Вот стоит брат Михей, с ноги на ногу переминается, сразу видно, что служба ему в тягость. Посматривает брат Михей в сторону свечной лавки, над которой часы висят. Ждет с нетерпением конца отпевания, чтобы бежать в свою мастерскую, включить станок и вытачивать балясины на ограждение хоров или табуретки для братии мастерить. Работать может хоть целыми сутками, а на молитве ему трудно. Когда его кто из братии попрекает за то, что службы ему в тягость, у него всегда один ответ: «Телесное тружение[128] – Богу служение, а обители – слава и украшение». Постоял около него отец Никифор, мыслей никаких не прочитал, но и долго оставаться с ним рядом не мог, сильно от Михея луковый да чесночный дух шел, что прямо аж тошно стало.
Прав, наверное, отец Елисей в своем предположении, что брат Михей нарочно много луку с чесноком ест, чтобы его к клиросному послушанию[129] пореже назначали.

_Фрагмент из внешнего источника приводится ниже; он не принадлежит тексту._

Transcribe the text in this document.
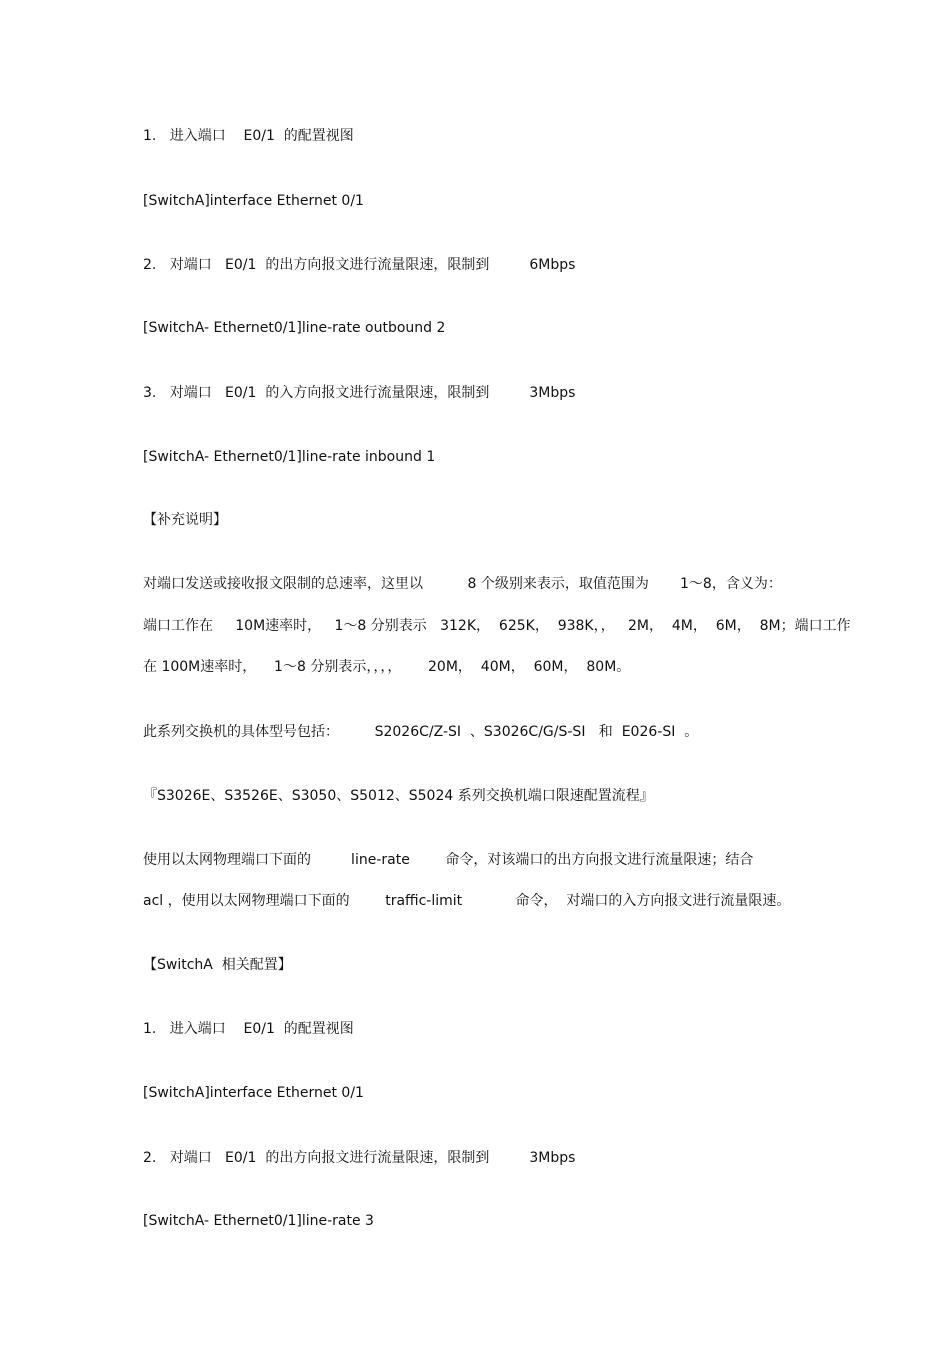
1.   进入端口    E0/1  的配置视图
[SwitchA]interface Ethernet 0/1
2.   对端口   E0/1  的出方向报文进行流量限速，限制到         6Mbps
[SwitchA- Ethernet0/1]line-rate outbound 2
3.   对端口   E0/1  的入方向报文进行流量限速，限制到         3Mbps
[SwitchA- Ethernet0/1]line-rate inbound 1
【补充说明】
对端口发送或接收报文限制的总速率，这里以          8 个级别来表示，取值范围为       1～8，含义为：
端口工作在     10M速率时，   1～8 分别表示   312K，  625K，  938K，，   2M，  4M，  6M，  8M；端口工作
在 100M速率时，    1～8 分别表示，，，，      20M，  40M，  60M，  80M。
此系列交换机的具体型号包括：        S2026C/Z-SI  、S3026C/G/S-SI   和  E026-SI  。
『S3026E、S3526E、S3050、S5012、S5024 系列交换机端口限速配置流程』
使用以太网物理端口下面的         line-rate        命令，对该端口的出方向报文进行流量限速；结合
acl ，使用以太网物理端口下面的        traffic-limit            命令，  对端口的入方向报文进行流量限速。
【SwitchA  相关配置】
1.   进入端口    E0/1  的配置视图
[SwitchA]interface Ethernet 0/1
2.   对端口   E0/1  的出方向报文进行流量限速，限制到         3Mbps
[SwitchA- Ethernet0/1]line-rate 3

Сам-то отец Елисей – полная противоположность Михею. Работ физических вообще никаких не признает. Тяжелее камертона своими рученьками с изящными тонкими пальцами ничего не поднимает. На службы готов ходить утром и вечером, хоть каждый день. А если, к примеру, попросит его отец келарь[130] в трапезной помочь или отец эконом[131] цветочные клумбы прополоть, тут у отца Елисея и голова болит, и давление подскочило. Придет в братский корпус, сядет к фисгармонии и распевает псалмы да духовные канты[132]. Станут его братия упрекать, что же он говорит, голова да давление. «Ах, братия мои, – кротко потупив глаза, отвечает Елисей, – невежды вы в вопросах тонких материй: ведь духовное пение – для меня лучшее лекарство, ибо сказано: «Пою Богу моему, дондеже есмь»[133]. Сколько ни всматривался Никифор в лицо Елисея, ничего, кроме вдохновенного блаженства от исполняемых заупокойных песнопений, не увидел.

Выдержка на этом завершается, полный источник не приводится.